1.6. Dropout

1.6. Dropout#

Dropout is a regularisation technique that randomly sets a fraction of input units to zero during training. By temporarily removing neurons and their connections, the network becomes less dependent on specific features, improving its ability to generalise to unseen data.

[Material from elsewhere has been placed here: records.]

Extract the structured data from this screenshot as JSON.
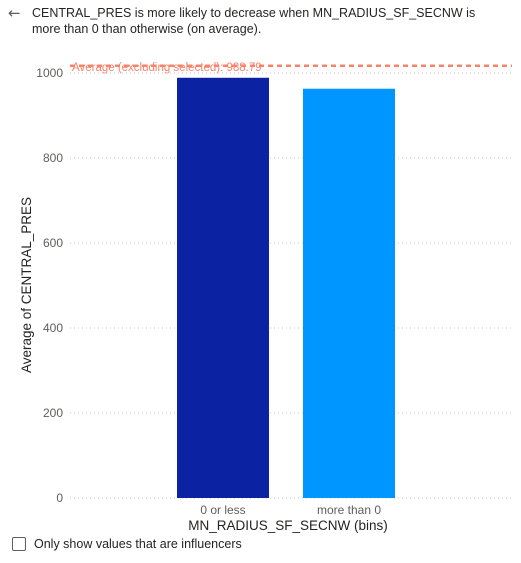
{
  "header": {
    "description": "CENTRAL_PRES is more likely to decrease when MN_RADIUS_SF_SECNW is more than 0 than otherwise (on average).",
    "back_icon": "arrow-left-icon"
  },
  "chart_data": {
    "type": "bar",
    "categories": [
      "0 or less",
      "more than 0"
    ],
    "values": [
      988.79,
      963
    ],
    "colors": [
      "#0b23a3",
      "#0096ff"
    ],
    "xlabel": "MN_RADIUS_SF_SECNW (bins)",
    "ylabel": "Average of CENTRAL_PRES",
    "ylim": [
      0,
      1000
    ],
    "yticks": [
      0,
      200,
      400,
      600,
      800,
      1000
    ],
    "grid": true,
    "reference_line": {
      "label": "Average (excluding selected): 988.79",
      "value": 988.79,
      "color": "#f7836a"
    }
  },
  "footer": {
    "checkbox_label": "Only show values that are influencers",
    "checkbox_checked": false
  }
}
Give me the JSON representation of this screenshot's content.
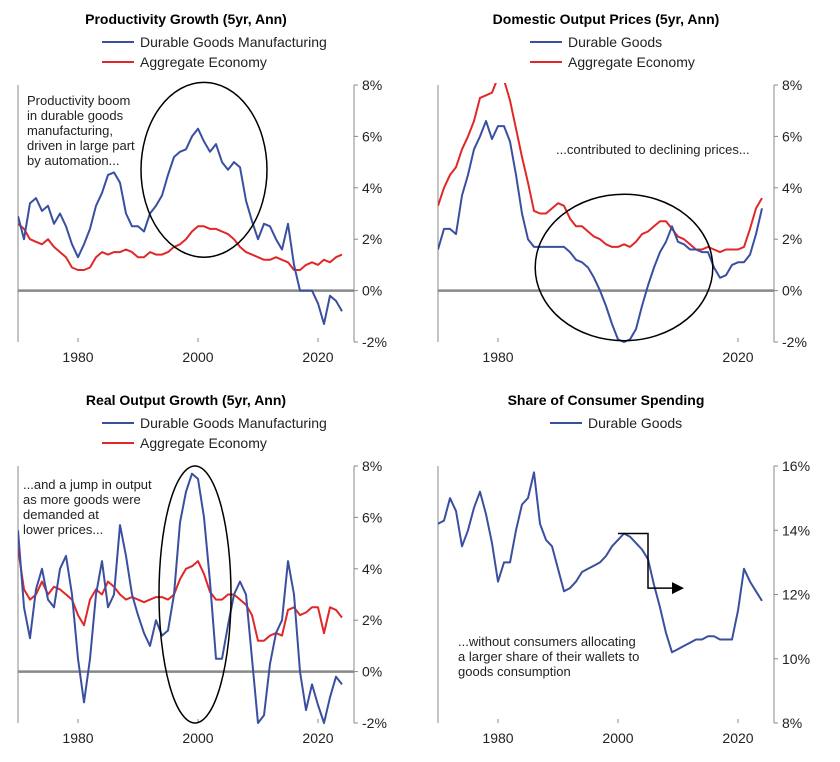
{
  "colors": {
    "blue": "#3a4fa0",
    "red": "#e02828",
    "axis": "#888888",
    "zero": "#888888"
  },
  "chart_data": [
    {
      "type": "line",
      "title": "Productivity Growth (5yr, Ann)",
      "legend": [
        "Durable Goods Manufacturing",
        "Aggregate Economy"
      ],
      "xlim": [
        1970,
        2026
      ],
      "ylim": [
        -2,
        8
      ],
      "x_ticks": [
        1980,
        2000,
        2020
      ],
      "y_ticks": [
        -2,
        0,
        2,
        4,
        6,
        8
      ],
      "y_tick_labels": [
        "-2%",
        "0%",
        "2%",
        "4%",
        "6%",
        "8%"
      ],
      "annotation": "Productivity boom\nin durable goods\nmanufacturing,\ndriven in large part\nby automation...",
      "series": [
        {
          "name": "Durable Goods Manufacturing",
          "color": "blue",
          "x": [
            1970,
            1971,
            1972,
            1973,
            1974,
            1975,
            1976,
            1977,
            1978,
            1979,
            1980,
            1981,
            1982,
            1983,
            1984,
            1985,
            1986,
            1987,
            1988,
            1989,
            1990,
            1991,
            1992,
            1993,
            1994,
            1995,
            1996,
            1997,
            1998,
            1999,
            2000,
            2001,
            2002,
            2003,
            2004,
            2005,
            2006,
            2007,
            2008,
            2009,
            2010,
            2011,
            2012,
            2013,
            2014,
            2015,
            2016,
            2017,
            2018,
            2019,
            2020,
            2021,
            2022,
            2023,
            2024
          ],
          "y": [
            2.9,
            2.0,
            3.4,
            3.6,
            3.1,
            3.3,
            2.6,
            3.0,
            2.5,
            1.8,
            1.3,
            1.8,
            2.4,
            3.3,
            3.8,
            4.5,
            4.6,
            4.2,
            3.0,
            2.5,
            2.5,
            2.3,
            3.0,
            3.3,
            3.7,
            4.5,
            5.2,
            5.4,
            5.5,
            6.0,
            6.3,
            5.8,
            5.4,
            5.7,
            5.0,
            4.7,
            5.0,
            4.8,
            3.5,
            2.7,
            2.0,
            2.6,
            2.5,
            2.0,
            1.6,
            2.6,
            1.0,
            0.0,
            0.0,
            0.0,
            -0.5,
            -1.3,
            -0.2,
            -0.4,
            -0.8
          ]
        },
        {
          "name": "Aggregate Economy",
          "color": "red",
          "x": [
            1970,
            1971,
            1972,
            1973,
            1974,
            1975,
            1976,
            1977,
            1978,
            1979,
            1980,
            1981,
            1982,
            1983,
            1984,
            1985,
            1986,
            1987,
            1988,
            1989,
            1990,
            1991,
            1992,
            1993,
            1994,
            1995,
            1996,
            1997,
            1998,
            1999,
            2000,
            2001,
            2002,
            2003,
            2004,
            2005,
            2006,
            2007,
            2008,
            2009,
            2010,
            2011,
            2012,
            2013,
            2014,
            2015,
            2016,
            2017,
            2018,
            2019,
            2020,
            2021,
            2022,
            2023,
            2024
          ],
          "y": [
            2.6,
            2.4,
            2.0,
            1.9,
            1.8,
            2.0,
            1.7,
            1.5,
            1.3,
            0.9,
            0.8,
            0.8,
            0.9,
            1.3,
            1.5,
            1.4,
            1.5,
            1.5,
            1.6,
            1.5,
            1.3,
            1.3,
            1.5,
            1.4,
            1.4,
            1.5,
            1.7,
            1.8,
            2.0,
            2.3,
            2.5,
            2.5,
            2.4,
            2.4,
            2.3,
            2.2,
            2.0,
            1.7,
            1.5,
            1.4,
            1.3,
            1.2,
            1.2,
            1.3,
            1.2,
            1.1,
            0.8,
            0.8,
            1.0,
            1.1,
            1.0,
            1.2,
            1.1,
            1.3,
            1.4
          ]
        }
      ],
      "circle": {
        "cx": 2001,
        "cy": 4.7,
        "rx": 10.5,
        "ry": 3.4
      }
    },
    {
      "type": "line",
      "title": "Domestic Output Prices (5yr, Ann)",
      "legend": [
        "Durable Goods",
        "Aggregate Economy"
      ],
      "xlim": [
        1970,
        2026
      ],
      "ylim": [
        -2,
        8
      ],
      "x_ticks": [
        1980,
        2020
      ],
      "y_ticks": [
        -2,
        0,
        2,
        4,
        6,
        8
      ],
      "y_tick_labels": [
        "-2%",
        "0%",
        "2%",
        "4%",
        "6%",
        "8%"
      ],
      "annotation": "...contributed to declining prices...",
      "series": [
        {
          "name": "Durable Goods",
          "color": "blue",
          "x": [
            1970,
            1971,
            1972,
            1973,
            1974,
            1975,
            1976,
            1977,
            1978,
            1979,
            1980,
            1981,
            1982,
            1983,
            1984,
            1985,
            1986,
            1987,
            1988,
            1989,
            1990,
            1991,
            1992,
            1993,
            1994,
            1995,
            1996,
            1997,
            1998,
            1999,
            2000,
            2001,
            2002,
            2003,
            2004,
            2005,
            2006,
            2007,
            2008,
            2009,
            2010,
            2011,
            2012,
            2013,
            2014,
            2015,
            2016,
            2017,
            2018,
            2019,
            2020,
            2021,
            2022,
            2023,
            2024
          ],
          "y": [
            1.6,
            2.4,
            2.4,
            2.2,
            3.7,
            4.5,
            5.5,
            6.0,
            6.6,
            5.9,
            6.4,
            6.4,
            5.8,
            4.5,
            3.0,
            2.0,
            1.7,
            1.7,
            1.7,
            1.7,
            1.7,
            1.7,
            1.5,
            1.2,
            1.1,
            0.9,
            0.5,
            0.0,
            -0.6,
            -1.3,
            -1.9,
            -2.0,
            -1.9,
            -1.5,
            -0.6,
            0.2,
            0.9,
            1.5,
            1.9,
            2.5,
            1.9,
            1.8,
            1.6,
            1.6,
            1.5,
            1.5,
            0.9,
            0.5,
            0.6,
            1.0,
            1.1,
            1.1,
            1.4,
            2.2,
            3.2
          ]
        },
        {
          "name": "Aggregate Economy",
          "color": "red",
          "x": [
            1970,
            1971,
            1972,
            1973,
            1974,
            1975,
            1976,
            1977,
            1978,
            1979,
            1980,
            1981,
            1982,
            1983,
            1984,
            1985,
            1986,
            1987,
            1988,
            1989,
            1990,
            1991,
            1992,
            1993,
            1994,
            1995,
            1996,
            1997,
            1998,
            1999,
            2000,
            2001,
            2002,
            2003,
            2004,
            2005,
            2006,
            2007,
            2008,
            2009,
            2010,
            2011,
            2012,
            2013,
            2014,
            2015,
            2016,
            2017,
            2018,
            2019,
            2020,
            2021,
            2022,
            2023,
            2024
          ],
          "y": [
            3.3,
            4.0,
            4.5,
            4.8,
            5.5,
            6.0,
            6.6,
            7.5,
            7.6,
            7.7,
            8.3,
            8.2,
            7.4,
            6.3,
            5.2,
            4.2,
            3.1,
            3.0,
            3.0,
            3.2,
            3.4,
            3.3,
            2.8,
            2.5,
            2.5,
            2.3,
            2.1,
            2.0,
            1.8,
            1.7,
            1.7,
            1.8,
            1.7,
            1.9,
            2.2,
            2.3,
            2.5,
            2.7,
            2.7,
            2.4,
            2.1,
            2.0,
            1.8,
            1.6,
            1.6,
            1.7,
            1.6,
            1.5,
            1.6,
            1.6,
            1.6,
            1.7,
            2.4,
            3.2,
            3.6
          ]
        }
      ],
      "circle": {
        "cx": 2001,
        "cy": 0.9,
        "rx": 14.8,
        "ry": 2.85
      }
    },
    {
      "type": "line",
      "title": "Real Output Growth (5yr, Ann)",
      "legend": [
        "Durable Goods Manufacturing",
        "Aggregate Economy"
      ],
      "xlim": [
        1970,
        2026
      ],
      "ylim": [
        -2,
        8
      ],
      "x_ticks": [
        1980,
        2000,
        2020
      ],
      "y_ticks": [
        -2,
        0,
        2,
        4,
        6,
        8
      ],
      "y_tick_labels": [
        "-2%",
        "0%",
        "2%",
        "4%",
        "6%",
        "8%"
      ],
      "annotation": "...and a jump in output\nas more goods were\ndemanded at\nlower prices...",
      "series": [
        {
          "name": "Durable Goods Manufacturing",
          "color": "blue",
          "x": [
            1970,
            1971,
            1972,
            1973,
            1974,
            1975,
            1976,
            1977,
            1978,
            1979,
            1980,
            1981,
            1982,
            1983,
            1984,
            1985,
            1986,
            1987,
            1988,
            1989,
            1990,
            1991,
            1992,
            1993,
            1994,
            1995,
            1996,
            1997,
            1998,
            1999,
            2000,
            2001,
            2002,
            2003,
            2004,
            2005,
            2006,
            2007,
            2008,
            2009,
            2010,
            2011,
            2012,
            2013,
            2014,
            2015,
            2016,
            2017,
            2018,
            2019,
            2020,
            2021,
            2022,
            2023,
            2024
          ],
          "y": [
            5.5,
            2.5,
            1.3,
            3.2,
            4.0,
            2.8,
            2.5,
            4.0,
            4.5,
            3.0,
            0.5,
            -1.2,
            0.5,
            3.0,
            4.3,
            2.5,
            3.0,
            5.7,
            4.5,
            3.0,
            2.2,
            1.5,
            1.0,
            2.0,
            1.4,
            1.6,
            3.0,
            5.8,
            7.0,
            7.7,
            7.5,
            6.0,
            3.5,
            0.5,
            0.5,
            1.8,
            3.0,
            3.5,
            3.0,
            0.5,
            -2.0,
            -1.7,
            0.3,
            1.5,
            2.0,
            4.3,
            3.0,
            0.0,
            -1.5,
            -0.5,
            -1.3,
            -2.0,
            -1.0,
            -0.2,
            -0.5
          ]
        },
        {
          "name": "Aggregate Economy",
          "color": "red",
          "x": [
            1970,
            1971,
            1972,
            1973,
            1974,
            1975,
            1976,
            1977,
            1978,
            1979,
            1980,
            1981,
            1982,
            1983,
            1984,
            1985,
            1986,
            1987,
            1988,
            1989,
            1990,
            1991,
            1992,
            1993,
            1994,
            1995,
            1996,
            1997,
            1998,
            1999,
            2000,
            2001,
            2002,
            2003,
            2004,
            2005,
            2006,
            2007,
            2008,
            2009,
            2010,
            2011,
            2012,
            2013,
            2014,
            2015,
            2016,
            2017,
            2018,
            2019,
            2020,
            2021,
            2022,
            2023,
            2024
          ],
          "y": [
            4.8,
            3.2,
            2.8,
            3.0,
            3.5,
            3.0,
            3.3,
            3.2,
            3.0,
            2.8,
            2.2,
            1.8,
            2.8,
            3.2,
            3.0,
            3.5,
            3.3,
            3.0,
            2.8,
            2.9,
            2.8,
            2.7,
            2.8,
            2.9,
            2.9,
            2.8,
            3.0,
            3.6,
            4.0,
            4.1,
            4.3,
            3.8,
            3.1,
            2.8,
            2.8,
            3.0,
            3.0,
            2.8,
            2.6,
            2.2,
            1.2,
            1.2,
            1.4,
            1.5,
            1.4,
            2.4,
            2.5,
            2.2,
            2.3,
            2.5,
            2.5,
            1.5,
            2.5,
            2.4,
            2.1
          ]
        }
      ],
      "circle": {
        "cx": 1999.5,
        "cy": 3.0,
        "rx": 6.0,
        "ry": 5.0
      }
    },
    {
      "type": "line",
      "title": "Share of Consumer Spending",
      "legend": [
        "Durable Goods"
      ],
      "xlim": [
        1970,
        2026
      ],
      "ylim": [
        8,
        16
      ],
      "x_ticks": [
        1980,
        2000,
        2020
      ],
      "y_ticks": [
        8,
        10,
        12,
        14,
        16
      ],
      "y_tick_labels": [
        "8%",
        "10%",
        "12%",
        "14%",
        "16%"
      ],
      "annotation": "...without consumers allocating\na larger share of their wallets to\ngoods consumption",
      "series": [
        {
          "name": "Durable Goods",
          "color": "blue",
          "x": [
            1970,
            1971,
            1972,
            1973,
            1974,
            1975,
            1976,
            1977,
            1978,
            1979,
            1980,
            1981,
            1982,
            1983,
            1984,
            1985,
            1986,
            1987,
            1988,
            1989,
            1990,
            1991,
            1992,
            1993,
            1994,
            1995,
            1996,
            1997,
            1998,
            1999,
            2000,
            2001,
            2002,
            2003,
            2004,
            2005,
            2006,
            2007,
            2008,
            2009,
            2010,
            2011,
            2012,
            2013,
            2014,
            2015,
            2016,
            2017,
            2018,
            2019,
            2020,
            2021,
            2022,
            2023,
            2024
          ],
          "y": [
            14.2,
            14.3,
            15.0,
            14.6,
            13.5,
            14.0,
            14.7,
            15.2,
            14.5,
            13.6,
            12.4,
            13.0,
            13.0,
            14.0,
            14.8,
            15.0,
            15.8,
            14.2,
            13.7,
            13.5,
            12.8,
            12.1,
            12.2,
            12.4,
            12.7,
            12.8,
            12.9,
            13.0,
            13.2,
            13.5,
            13.7,
            13.9,
            13.8,
            13.6,
            13.4,
            13.1,
            12.3,
            11.6,
            10.8,
            10.2,
            10.3,
            10.4,
            10.5,
            10.6,
            10.6,
            10.7,
            10.7,
            10.6,
            10.6,
            10.6,
            11.5,
            12.8,
            12.4,
            12.1,
            11.8
          ]
        }
      ],
      "bracket": {
        "x1": 2000,
        "x2": 2005,
        "x3": 2011,
        "y1": 13.9,
        "y2": 12.2
      }
    }
  ]
}
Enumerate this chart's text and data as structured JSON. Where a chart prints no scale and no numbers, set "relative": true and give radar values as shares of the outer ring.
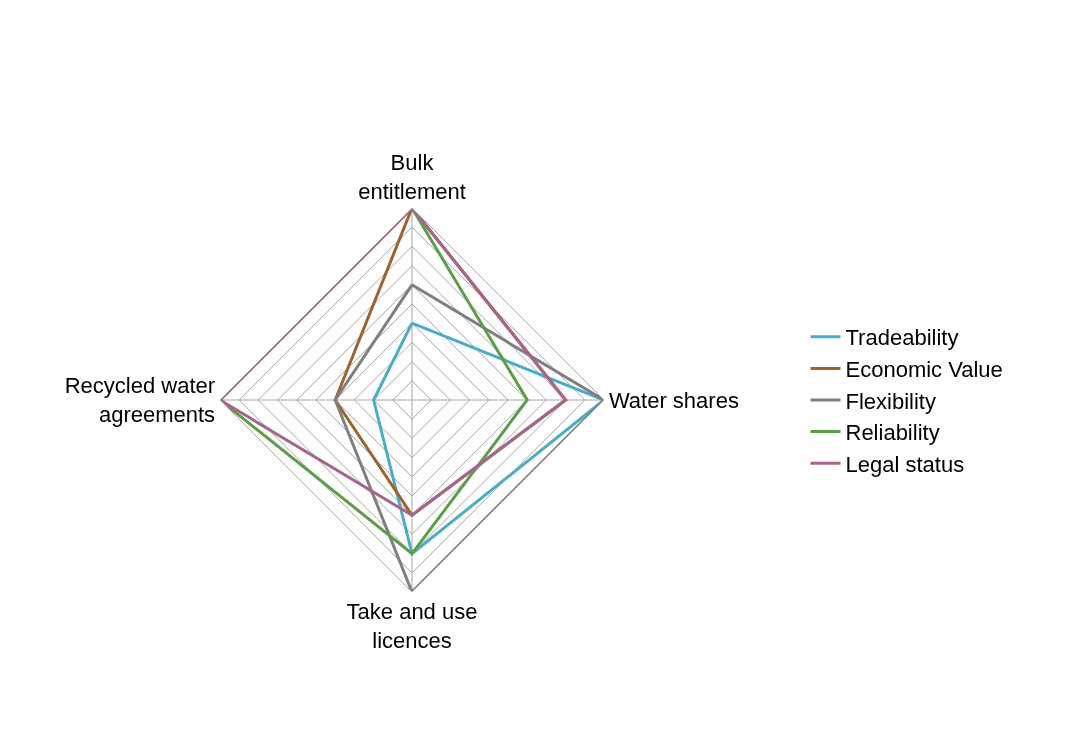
{
  "chart_data": {
    "type": "radar",
    "relative": true,
    "categories": [
      "Bulk entitlement",
      "Water shares",
      "Take and use licences",
      "Recycled water agreements"
    ],
    "series": [
      {
        "name": "Tradeability",
        "color": "#4bacc6",
        "values": [
          0.4,
          1.0,
          0.8,
          0.2
        ]
      },
      {
        "name": "Economic Value",
        "color": "#a0622d",
        "values": [
          1.0,
          0.8,
          0.6,
          0.4
        ]
      },
      {
        "name": "Flexibility",
        "color": "#7f7f7f",
        "values": [
          0.6,
          1.0,
          1.0,
          0.4
        ]
      },
      {
        "name": "Reliability",
        "color": "#5a9e45",
        "values": [
          1.0,
          0.6,
          0.8,
          1.0
        ]
      },
      {
        "name": "Legal status",
        "color": "#a7648f",
        "values": [
          1.0,
          0.8,
          0.6,
          1.0
        ]
      }
    ],
    "legend": "right",
    "grid": true,
    "marker": "none",
    "line_style": "solid"
  }
}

Dropout is a simple yet powerful method to reduce overfitting. It works by preventing the co-adaptation of neurons—forcing them to learn more robust and independent representations. The method was introduced by Hinton et al. (2012) in their paper Improving neural networks by preventing co-adaptation of feature detectors.

Key points:

Dropout is enabled only during training (model.train()).
During evaluation (model.eval()), dropout is disabled.
When active, dropout scales the remaining neurons to maintain the same expected output sum.
The dropout probability p controls how many neurons are randomly turned off (e.g., p = 0.5 drops half of them).

0. Preparation#

import torch
import torch.nn as nn

# Create a simple tensor (batch of 1 sample, 6 features)
x = torch.tensor([[1., 2., 3., 4., 5., 6.]])
print("Input tensor x:")
print(x)

Input tensor x:
tensor([[1., 2., 3., 4., 5., 6.]])

# Define dropout layer
dropout_prob = 0.5  # fraction of neurons to drop
drop_nodes = nn.Dropout(p=dropout_prob)

1. Train mode#

# Enable training mode to activate dropout
drop_nodes.train()
y_train = drop_nodes(x)

print("Output after Dropout (training mode):")
print(y_train)

Output after Dropout (training mode):
tensor([[ 0.,  4.,  6.,  8., 10.,  0.]])

Notice that some values are set to 0, and the remaining values are scaled by \(\frac{1}{1-p}\) to maintain the expected sum. Here p = 0.5, so the non-dropped values are multiplied by 2.

2. Eval mode#

# Evaluate mode (Dropout disabled)
drop_nodes.eval()
y_eval = drop_nodes(x)

print("Output in evaluation mode (no dropout applied):")
print(y_eval)

Output in evaluation mode (no dropout applied):
tensor([[1., 2., 3., 4., 5., 6.]])

Summary#

Training mode: Randomly drops units according to probability p and scales remaining ones.
Every run drops different neurons, introducing variability and regularisation.
Evaluation mode: No units are dropped; tensor passes through unchanged.
Dropout is commonly applied after fully connected layers or after activations in a neural network.

Takeaway: Dropout prevents the network from relying too much on specific neurons, which helps reduce overfitting.